Even researchers who support the invasion theory find it strange that a handful of Arabs could so profoundly and immediately influence 20 million Hispanics. The historian Olagüe sums up their perplexity in an ironic tone: <<A formidable mutation then took place, as a change of scenery takes place in the theatre, Spain, which was Latin, became Arab; being Christian, it adopted Islam; from practising monogamy, it became polygamous, without protest from women. As if the Holy Spirit had repeated the act of Pentecost, one fine day the Spaniards woke up speaking the language of the Hedjaz (Arabic). They wore different clothes, had different customs and wielded different weapons. The invaders numbered 25,000. What had become of the Spaniards? >>
They have wanted to convey the idea that Spain was little less than an artistic and intellectual wasteland until Islam fertilized it. However, the historian Bonilla San Martín points out that <<the Priscillian movement, the work of the councils of Toledo, the predictions of the writers, attest to an exceptional culture in Spain in the IV and V centuries. The Gothic invasion, far from suffocating this progress, greatly increased and stimulated it>>. In fact, scholars maintain that Arabic art was an extension of Iberian and Visigothic art.

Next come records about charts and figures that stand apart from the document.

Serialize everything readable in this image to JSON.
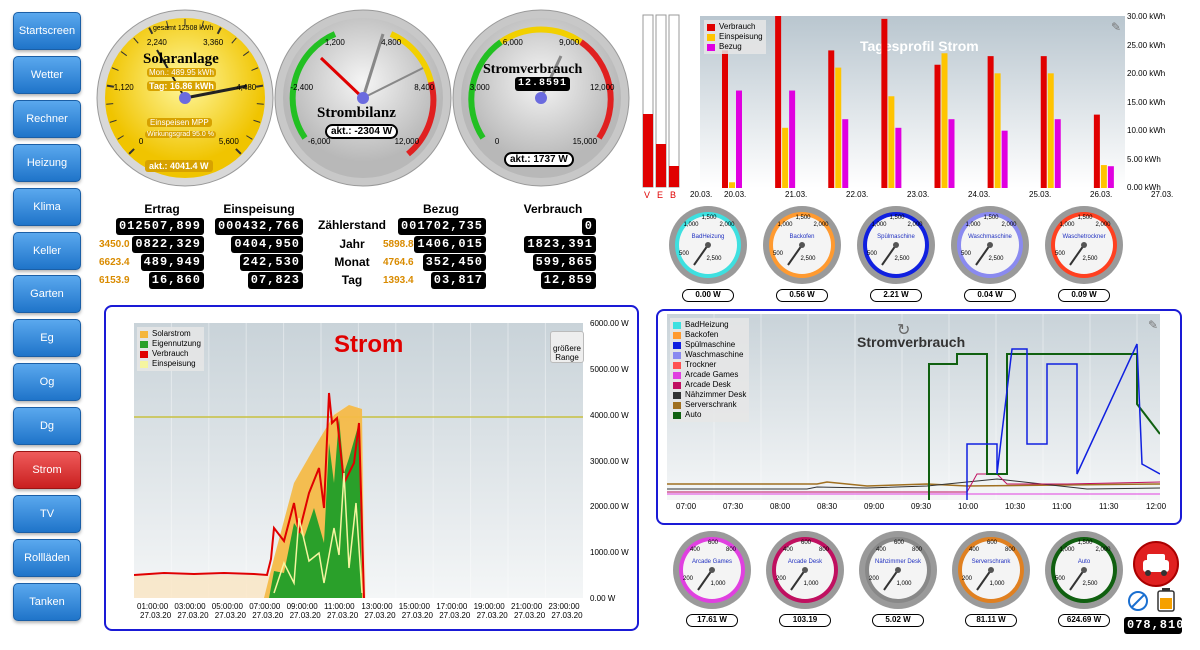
{
  "nav": {
    "items": [
      "Startscreen",
      "Wetter",
      "Rechner",
      "Heizung",
      "Klima",
      "Keller",
      "Garten",
      "Eg",
      "Og",
      "Dg",
      "Strom",
      "TV",
      "Rollläden",
      "Tanken"
    ],
    "active": "Strom"
  },
  "gauges": {
    "solar": {
      "title": "Solaranlage",
      "line1": "gesamt 12508 kWh",
      "line2": "Mon.: 489.95 kWh",
      "line3": "Tag: 16.86 kWh",
      "box1": "Einspeisen MPP",
      "box2": "Wirkungsgrad 95.0 %",
      "value": "akt.: 4041.4 W",
      "ticks": [
        "0",
        "1,120",
        "2,240",
        "3,360",
        "4,480",
        "5,600"
      ]
    },
    "bilanz": {
      "title": "Strombilanz",
      "value": "akt.: -2304 W",
      "ticks": [
        "-6,000",
        "-2,400",
        "1,200",
        "4,800",
        "8,400",
        "12,000"
      ]
    },
    "verbrauch": {
      "title": "Stromverbrauch",
      "counter": "12.8591",
      "value": "akt.: 1737 W",
      "ticks": [
        "0",
        "3,000",
        "6,000",
        "9,000",
        "12,000",
        "15,000"
      ]
    }
  },
  "vbars": {
    "labels": [
      "V",
      "E",
      "B"
    ]
  },
  "meter_table": {
    "headers": [
      "Ertrag",
      "Einspeisung",
      "Zählerstand",
      "Bezug",
      "Verbrauch"
    ],
    "rows": [
      {
        "label": "",
        "ertrag": "012507,899",
        "einsp": "000432,766",
        "bezug": "001702,735",
        "verbr": "0"
      },
      {
        "label": "Jahr",
        "side1": "3450.0",
        "ertrag": "0822,329",
        "einsp": "0404,950",
        "side2": "5898.8",
        "bezug": "1406,015",
        "verbr": "1823,391"
      },
      {
        "label": "Monat",
        "side1": "6623.4",
        "ertrag": "489,949",
        "einsp": "242,530",
        "side2": "4764.6",
        "bezug": "352,450",
        "verbr": "599,865"
      },
      {
        "label": "Tag",
        "side1": "6153.9",
        "ertrag": "16,860",
        "einsp": "07,823",
        "side2": "1393.4",
        "bezug": "03,817",
        "verbr": "12,859"
      }
    ]
  },
  "tagesprofil": {
    "title": "Tagesprofil Strom",
    "legend": [
      "Verbrauch",
      "Einspeisung",
      "Bezug"
    ],
    "colors": [
      "#e00000",
      "#ffc400",
      "#e000e0"
    ],
    "y_ticks": [
      "0.00 kWh",
      "5.00 kWh",
      "10.00 kWh",
      "15.00 kWh",
      "20.00 kWh",
      "25.00 kWh",
      "30.00 kWh"
    ],
    "x_ticks": [
      "20.03.",
      "21.03.",
      "22.03.",
      "23.03.",
      "24.03.",
      "25.03.",
      "26.03.",
      "27.03."
    ],
    "x_ticks2": [
      "20.03."
    ]
  },
  "chart_data": [
    {
      "type": "bar",
      "title": "Tagesprofil Strom",
      "categories": [
        "20.03.",
        "21.03.",
        "22.03.",
        "23.03.",
        "24.03.",
        "25.03.",
        "26.03.",
        "27.03."
      ],
      "ylim": [
        0,
        30
      ],
      "series": [
        {
          "name": "Verbrauch",
          "values": [
            24,
            30,
            24,
            29.5,
            21.5,
            23,
            23,
            12.8
          ]
        },
        {
          "name": "Einspeisung",
          "values": [
            1,
            10.5,
            21,
            16,
            23.5,
            20,
            20,
            4
          ]
        },
        {
          "name": "Bezug",
          "values": [
            17,
            17,
            12,
            10.5,
            12,
            10,
            12,
            3.8
          ]
        }
      ]
    },
    {
      "type": "area",
      "title": "Strom",
      "ylim": [
        0,
        6000
      ],
      "y_ticks": [
        "0.00 W",
        "1000.00 W",
        "2000.00 W",
        "3000.00 W",
        "4000.00 W",
        "5000.00 W",
        "6000.00 W"
      ],
      "x_ticks": [
        "01:00:00",
        "03:00:00",
        "05:00:00",
        "07:00:00",
        "09:00:00",
        "11:00:00",
        "13:00:00",
        "15:00:00",
        "17:00:00",
        "19:00:00",
        "21:00:00",
        "23:00:00"
      ],
      "x_date": "27.03.20",
      "series": [
        {
          "name": "Solarstrom"
        },
        {
          "name": "Eigennutzung"
        },
        {
          "name": "Verbrauch"
        },
        {
          "name": "Einspeisung"
        }
      ],
      "button": "größere Range"
    },
    {
      "type": "line",
      "title": "Stromverbrauch",
      "x_ticks": [
        "07:00",
        "07:30",
        "08:00",
        "08:30",
        "09:00",
        "09:30",
        "10:00",
        "10:30",
        "11:00",
        "11:30",
        "12:00"
      ],
      "series": [
        {
          "name": "BadHeizung"
        },
        {
          "name": "Backofen"
        },
        {
          "name": "Spülmaschine"
        },
        {
          "name": "Waschmaschine"
        },
        {
          "name": "Trockner"
        },
        {
          "name": "Arcade Games"
        },
        {
          "name": "Arcade Desk"
        },
        {
          "name": "Nähzimmer Desk"
        },
        {
          "name": "Serverschrank"
        },
        {
          "name": "Auto"
        }
      ]
    }
  ],
  "strom_chart": {
    "legend": [
      "Solarstrom",
      "Eigennutzung",
      "Verbrauch",
      "Einspeisung"
    ],
    "colors": [
      "#f5b63b",
      "#2aa02a",
      "#e00000",
      "#f5f5a0"
    ],
    "title": "Strom",
    "button": "größere Range"
  },
  "verbrauch_chart": {
    "title": "Stromverbrauch",
    "legend": [
      "BadHeizung",
      "Backofen",
      "Spülmaschine",
      "Waschmaschine",
      "Trockner",
      "Arcade Games",
      "Arcade Desk",
      "Nähzimmer Desk",
      "Serverschrank",
      "Auto"
    ],
    "colors": [
      "#3ee0e0",
      "#ff9a30",
      "#1020e0",
      "#8a8af0",
      "#ff5050",
      "#e040e0",
      "#c01060",
      "#333333",
      "#a07020",
      "#106010"
    ]
  },
  "small_gauges_top": [
    {
      "name": "BadHeizung",
      "value": "0.00 W",
      "ring": "#3ee0e0"
    },
    {
      "name": "Backofen",
      "value": "0.56 W",
      "ring": "#ff9a30"
    },
    {
      "name": "Spülmaschine",
      "value": "2.21 W",
      "ring": "#1020e0"
    },
    {
      "name": "Waschmaschine",
      "value": "0.04 W",
      "ring": "#8a8af0"
    },
    {
      "name": "Waschetrockner",
      "value": "0.09 W",
      "ring": "#ff4020"
    }
  ],
  "small_gauges_bottom": [
    {
      "name": "Arcade Games",
      "value": "17.61 W",
      "ring": "#e040e0"
    },
    {
      "name": "Arcade Desk",
      "value": "103.19",
      "ring": "#c01060"
    },
    {
      "name": "Nähzimmer Desk",
      "value": "5.02 W",
      "ring": "#888888"
    },
    {
      "name": "Serverschrank",
      "value": "81.11 W",
      "ring": "#e08020"
    },
    {
      "name": "Auto",
      "value": "624.69 W",
      "ring": "#106010"
    }
  ],
  "small_gauge_ticks": {
    "top": [
      "500",
      "1,000",
      "1,500",
      "2,000",
      "2,500"
    ],
    "bottom": [
      "200",
      "400",
      "600",
      "800",
      "1,000"
    ],
    "auto": [
      "500",
      "1,000",
      "1,500",
      "2,000",
      "2,500"
    ]
  },
  "car_counter": "078,810"
}
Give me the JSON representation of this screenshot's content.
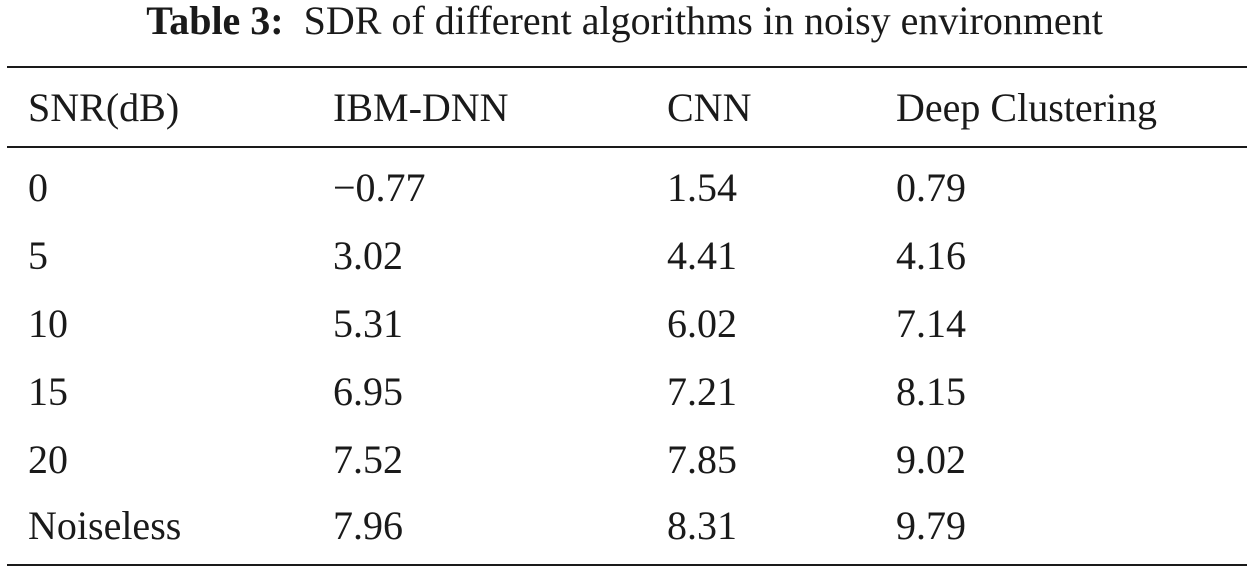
{
  "caption": {
    "label": "Table 3:",
    "text": "SDR of different algorithms in noisy environment"
  },
  "table": {
    "headers": [
      "SNR(dB)",
      "IBM-DNN",
      "CNN",
      "Deep Clustering"
    ],
    "rows": [
      [
        "0",
        "−0.77",
        "1.54",
        "0.79"
      ],
      [
        "5",
        "3.02",
        "4.41",
        "4.16"
      ],
      [
        "10",
        "5.31",
        "6.02",
        "7.14"
      ],
      [
        "15",
        "6.95",
        "7.21",
        "8.15"
      ],
      [
        "20",
        "7.52",
        "7.85",
        "9.02"
      ],
      [
        "Noiseless",
        "7.96",
        "8.31",
        "9.79"
      ]
    ]
  }
}
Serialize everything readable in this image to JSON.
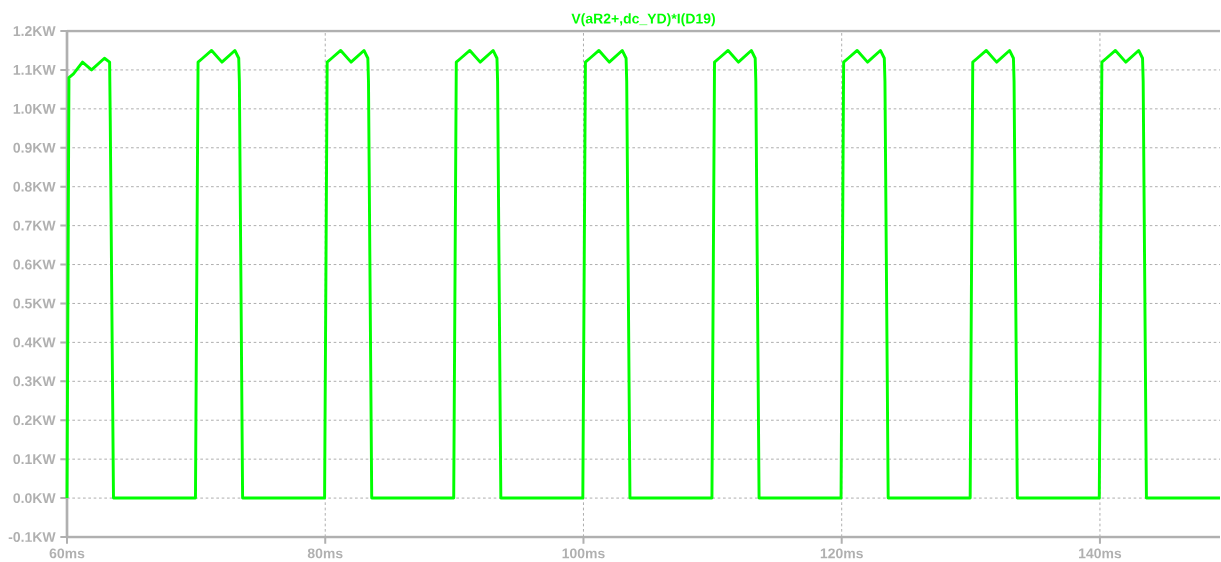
{
  "chart_data": {
    "type": "line",
    "xlim": [
      60,
      149.3
    ],
    "ylim": [
      -0.1,
      1.2
    ],
    "xticks": [
      {
        "value": 60,
        "label": "60ms"
      },
      {
        "value": 80,
        "label": "80ms"
      },
      {
        "value": 100,
        "label": "100ms"
      },
      {
        "value": 120,
        "label": "120ms"
      },
      {
        "value": 140,
        "label": "140ms"
      }
    ],
    "yticks": [
      {
        "value": -0.1,
        "label": "-0.1KW"
      },
      {
        "value": 0,
        "label": "0.0KW"
      },
      {
        "value": 0.1,
        "label": "0.1KW"
      },
      {
        "value": 0.2,
        "label": "0.2KW"
      },
      {
        "value": 0.3,
        "label": "0.3KW"
      },
      {
        "value": 0.4,
        "label": "0.4KW"
      },
      {
        "value": 0.5,
        "label": "0.5KW"
      },
      {
        "value": 0.6,
        "label": "0.6KW"
      },
      {
        "value": 0.7,
        "label": "0.7KW"
      },
      {
        "value": 0.8,
        "label": "0.8KW"
      },
      {
        "value": 0.9,
        "label": "0.9KW"
      },
      {
        "value": 1.0,
        "label": "1.0KW"
      },
      {
        "value": 1.1,
        "label": "1.1KW"
      },
      {
        "value": 1.2,
        "label": "1.2KW"
      }
    ],
    "grid": true,
    "legend": false,
    "marker": "none",
    "line_style": "solid",
    "series": [
      {
        "name": "V(aR2+,dc_YD)*I(D19)",
        "color": "#00ff00",
        "x": [
          60,
          60.15,
          60.5,
          61.2,
          61.9,
          62.9,
          63.3,
          63.35,
          63.6,
          69.95,
          70.15,
          70.5,
          71.2,
          72.0,
          73.0,
          73.3,
          73.35,
          73.6,
          79.95,
          80.15,
          80.5,
          81.2,
          82.0,
          83.0,
          83.3,
          83.35,
          83.6,
          89.95,
          90.15,
          90.5,
          91.2,
          92.0,
          93.0,
          93.3,
          93.35,
          93.6,
          99.95,
          100.15,
          100.5,
          101.2,
          102.0,
          103.0,
          103.3,
          103.35,
          103.6,
          109.95,
          110.15,
          110.5,
          111.2,
          112.0,
          113.0,
          113.3,
          113.35,
          113.6,
          119.95,
          120.15,
          120.5,
          121.2,
          122.0,
          123.0,
          123.3,
          123.35,
          123.6,
          129.95,
          130.15,
          130.5,
          131.2,
          132.0,
          133.0,
          133.3,
          133.35,
          133.6,
          139.95,
          140.15,
          140.5,
          141.2,
          142.0,
          143.0,
          143.3,
          143.35,
          143.6,
          149.3
        ],
        "values": [
          0,
          1.08,
          1.09,
          1.12,
          1.1,
          1.13,
          1.12,
          0.97,
          0,
          0,
          1.12,
          1.13,
          1.15,
          1.12,
          1.15,
          1.13,
          1.07,
          0,
          0,
          1.12,
          1.13,
          1.15,
          1.12,
          1.15,
          1.13,
          1.07,
          0,
          0,
          1.12,
          1.13,
          1.15,
          1.12,
          1.15,
          1.13,
          1.07,
          0,
          0,
          1.12,
          1.13,
          1.15,
          1.12,
          1.15,
          1.13,
          1.07,
          0,
          0,
          1.12,
          1.13,
          1.15,
          1.12,
          1.15,
          1.13,
          1.07,
          0,
          0,
          1.12,
          1.13,
          1.15,
          1.12,
          1.15,
          1.13,
          1.07,
          0,
          0,
          1.12,
          1.13,
          1.15,
          1.12,
          1.15,
          1.13,
          1.07,
          0,
          0,
          1.12,
          1.13,
          1.15,
          1.12,
          1.15,
          1.13,
          1.07,
          0,
          0
        ]
      }
    ]
  }
}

Arabic did not begin to become widespread in writing in Spain until the second half of the 9th century. It is then when the sciences, philosophy and poetry flourish. The rich Arabic language is the instrument; the genius is contributed by those who already lived in Al-Andalus and those who arrived as guests, both from the Islamic and Christian worlds, regardless of ethnicity. However, architectural innovations such as the horseshoe arch are not an Arab contribution; it existed in the East and can be seen in various constructions in Spain and France prior to Islam. Nor does the mosque of Córdoba seem to be his work, nor was a mosque born. This temple, a forest of columns, is incompatible with Muslim and Christian worship, since both require clear spaces to follow the officiant.
In short, there are too many unknowns when it comes to analyzing a period that was transcendental for the subsequent evolution of Spanish society and that official historiography has classified, in an excessively partial and simplistic way, as an invasion and a conquest.